Luogo: Lombardia
Comparto produttivo: edilizia
Esito: Fausto, escavatorista di 20 anni, ha perso la vita
Dove è avvenuto: in un cantiere all’aperto dove si stava costruendo un capannone prefabbricato
Cosa si stava facendo: con un escavatore Fausto doveva riempire di terra lo spazio tra la collinetta adiacente il lato corto del capannone e il muro appena costruito.
Descrizione infortunio: con l’escavatore posizionato al di sotto del muro alto quattro metri, Fausto stava riempendo di terra fangosa lo spazio tra il declivio e il muro. A un certo punto, il muro ha ceduto investendo la cabina dell’escavatore in cui si trovava Fausto causandone la morte.
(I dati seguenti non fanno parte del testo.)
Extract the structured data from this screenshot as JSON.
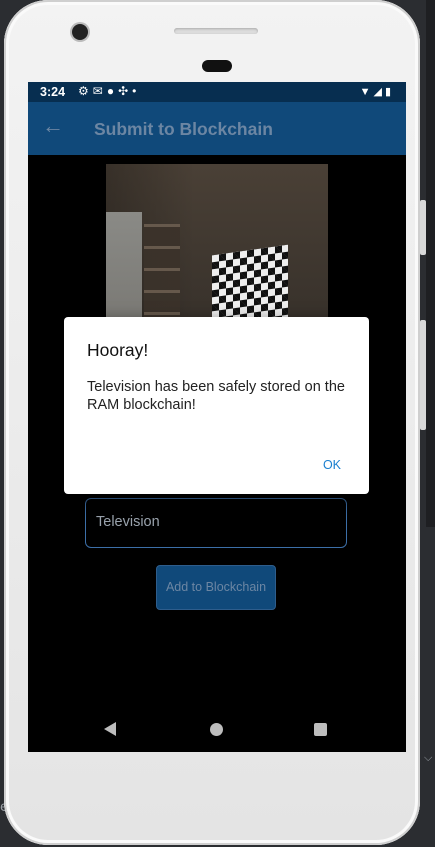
{
  "status_bar": {
    "time": "3:24",
    "left_icons": [
      "gear-icon",
      "mail-icon",
      "globe-icon",
      "sync-icon",
      "dot-icon"
    ],
    "right_icons": [
      "wifi-icon",
      "signal-icon",
      "battery-icon"
    ]
  },
  "app_bar": {
    "title": "Submit to Blockchain"
  },
  "form": {
    "item_name_value": "Television",
    "submit_label": "Add to Blockchain"
  },
  "dialog": {
    "title": "Hooray!",
    "message": "Television has been safely stored on the RAM blockchain!",
    "ok_label": "OK"
  },
  "colors": {
    "status_bar": "#072e50",
    "app_bar": "#10497a",
    "input_border": "#3c6fa8",
    "ok_button": "#1a7fcf"
  }
}
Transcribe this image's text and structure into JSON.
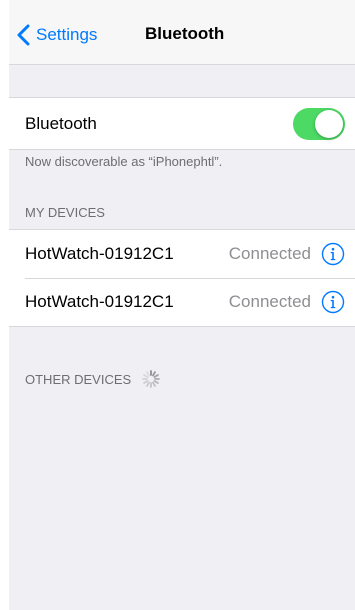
{
  "nav": {
    "back_label": "Settings",
    "title": "Bluetooth"
  },
  "bluetooth": {
    "label": "Bluetooth",
    "enabled": true,
    "discoverable_text": "Now discoverable as “iPhonephtl”."
  },
  "my_devices": {
    "header": "MY DEVICES",
    "items": [
      {
        "name": "HotWatch-01912C1",
        "status": "Connected"
      },
      {
        "name": "HotWatch-01912C1",
        "status": "Connected"
      }
    ]
  },
  "other_devices": {
    "header": "OTHER DEVICES"
  },
  "colors": {
    "accent": "#007aff",
    "toggle_on": "#4cd964",
    "background": "#efeff4",
    "secondary_text": "#8e8e93"
  }
}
Come prevenire: era necessario che:
- si fosse progettato e costruito il muro con materiale adeguato al fine di renderlo stabile;
- si fosse atteso il tempo sufficiente, almeno 28 giorni, affinché il materiale cementizio maturasse1;
- si fosse utilizzata terra più leggera e meno bagnata;
- si fosse progettato e realizzato il manufatto seguendo la “regola dell’arte”;
- si fossero previste e incluse nei documenti della sicurezza del cantiere, in primis nel piano operativo della sicurezza, tutte le lavorazioni di cantiere così da dare istruzioni operative ai lavoratori sia per operazioni ordinarie come la costruzione di un muro, sia per quelle straordinarie come la sospensione di certe lavorazioni a seguito di piogge protratte;
- si fossero informati i lavoratori sui rischi dei luoghi e sulle le azioni di prevenzione previste dall’azienda.
1 La maturazione comprende i processi durante i quali il calcestruzzo fresco sviluppa gradualmente le sue proprietà per effetto della progressiva idratazione del cemento. La velocità di idratazione dipende dalle condizioni climatiche d’esposizione e dalle modalità di scambio d’umidità e calore tra il calcestruzzo e l’ambiente. Per consentire una corretta maturazione è necessario mantenere costantemente umida la struttura realizzata. La mancata maturazione, implica il decadimento delle proprietà meccaniche e della durabilità del calcestruzzo in opera. La corretta maturazione serve a mitigare una serie di problematiche che compaiono nelle prime ore e/o giorni dal getto e fornire la soluzione adeguata caso per caso. Infatti, le strutture che presentano superfici non casserate sono esposte al rischio di forte evaporazione d’acqua dal calcestruzzo verso l’ambiente esterno. Le strutture gettate entro cassero, invece, sono protette dall’evaporazione di acqua dalle sponde purché queste siano realizzate in materiali impermeabili quali acciaio, pannelli rivestiti con membrana interna di polietilene, pvc, materiale coibente oppure in compensato di legno trattato con resine.